The route for the Liberty TransCape MTB Encounter has a new starting venue in George, which route director Wayne Collett believes has allowed them to add much diversity to the event.
The seven-stage mountain-bike race, powered by Volvo, takes place from February 2 to 9 from George to Franschhoek in the Western Cape.
In previous years, the distance covered has been over 650km, but next year’s route of 591km has enabled the organisers to alter some of the longer stages.
Collett said the start in George had allowed them to add diversity to the trails, as well as several new elements.
“Previously, the first three days were characterised by relatively long stages because of the overall distance you had to cover,” he said.
“But now there is no stage much longer than 100km and that means it is a little easier, allowing us to do a few things differently.”
Starting in George meant they were able to add terrain diversity to the race by bringing the Klein Karoo back into the mix, said Collett.
“This year the Klein Karoo was not part of the route, but now you have three distinct sections on the opening day.
“First you have the coastal character of the George region, before going over Montagu Pass, which provides a different element altogether.
“Once you have crossed the mountain, you descend into the Karoo and that, of course, offers you something else again, with its semi-arid conditions.”
He added there would be plenty of farmlands the riders would traverse, plus some of the iconic single-track sections on the last stage through the Cape Winelands.
With the corporate world a big target market, Collett said they had designed the route to ensure nobody “had to break their back”.

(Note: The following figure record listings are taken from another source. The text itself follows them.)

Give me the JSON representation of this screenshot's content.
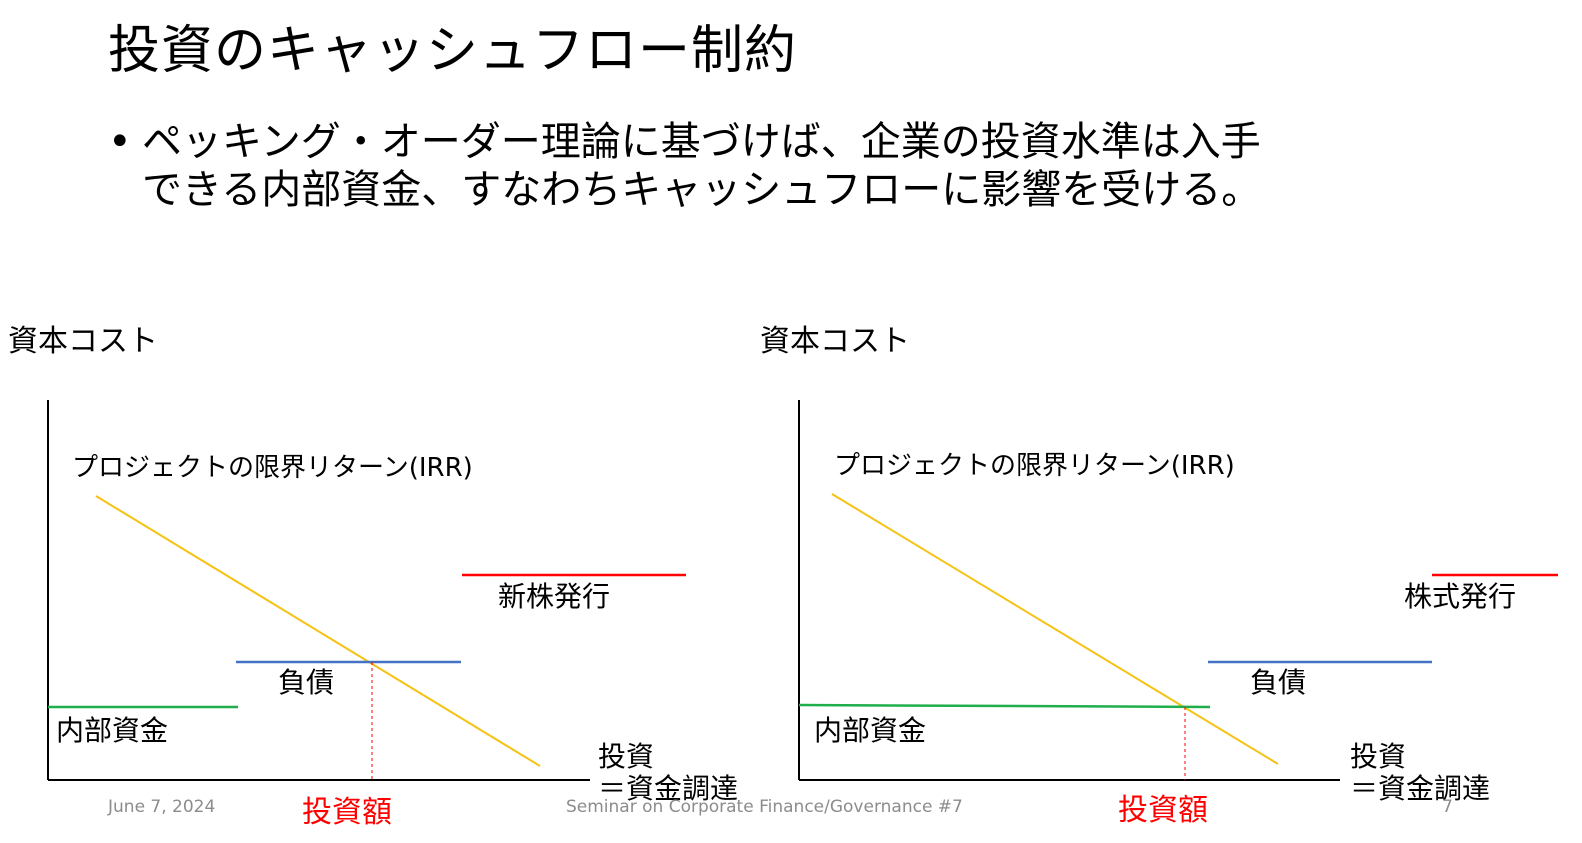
{
  "slide": {
    "title": "投資のキャッシュフロー制約",
    "bullet_line1": "ペッキング・オーダー理論に基づけば、企業の投資水準は入手",
    "bullet_line2": "できる内部資金、すなわちキャッシュフローに影響を受ける。"
  },
  "left_diagram": {
    "y_label": "資本コスト",
    "curve_label": "プロジェクトの限界リターン(IRR)",
    "tier_internal": "内部資金",
    "tier_debt": "負債",
    "tier_equity": "新株発行",
    "x_label_line1": "投資",
    "x_label_line2": "＝資金調達",
    "investment_label": "投資額"
  },
  "right_diagram": {
    "y_label": "資本コスト",
    "curve_label": "プロジェクトの限界リターン(IRR)",
    "tier_internal": "内部資金",
    "tier_debt": "負債",
    "tier_equity": "株式発行",
    "x_label_line1": "投資",
    "x_label_line2": "＝資金調達",
    "investment_label": "投資額"
  },
  "footer": {
    "date": "June 7, 2024",
    "center": "Seminar on Corporate Finance/Governance #7",
    "page": "7"
  },
  "colors": {
    "irr_line": "#f5c211",
    "internal_funds": "#1fae4b",
    "debt": "#4472c4",
    "equity": "#ff0000",
    "investment_marker": "#ff0000",
    "axes": "#000000"
  }
}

However, he was quick to add that “easier” did not mean it was “easy”.
“We have tried to keep every stage to under 100km,” he said. “There are some just over that distance but, if you are well prepared, it is something everyone should be able to handle.”
He did have a warning for the cyclists, though, in terms of the weather.
“You really need to expect everything and anything in this race,” he said, “because you will get everything, from extreme heat to rain and cold, as well as wind in some of the high areas.”
Collett added that the only technical section would come in the final stage when half the route was devoted to single-track.
“It is not so hectic that a rider might have to push for kilometres, but there are some hairpins which can test you.”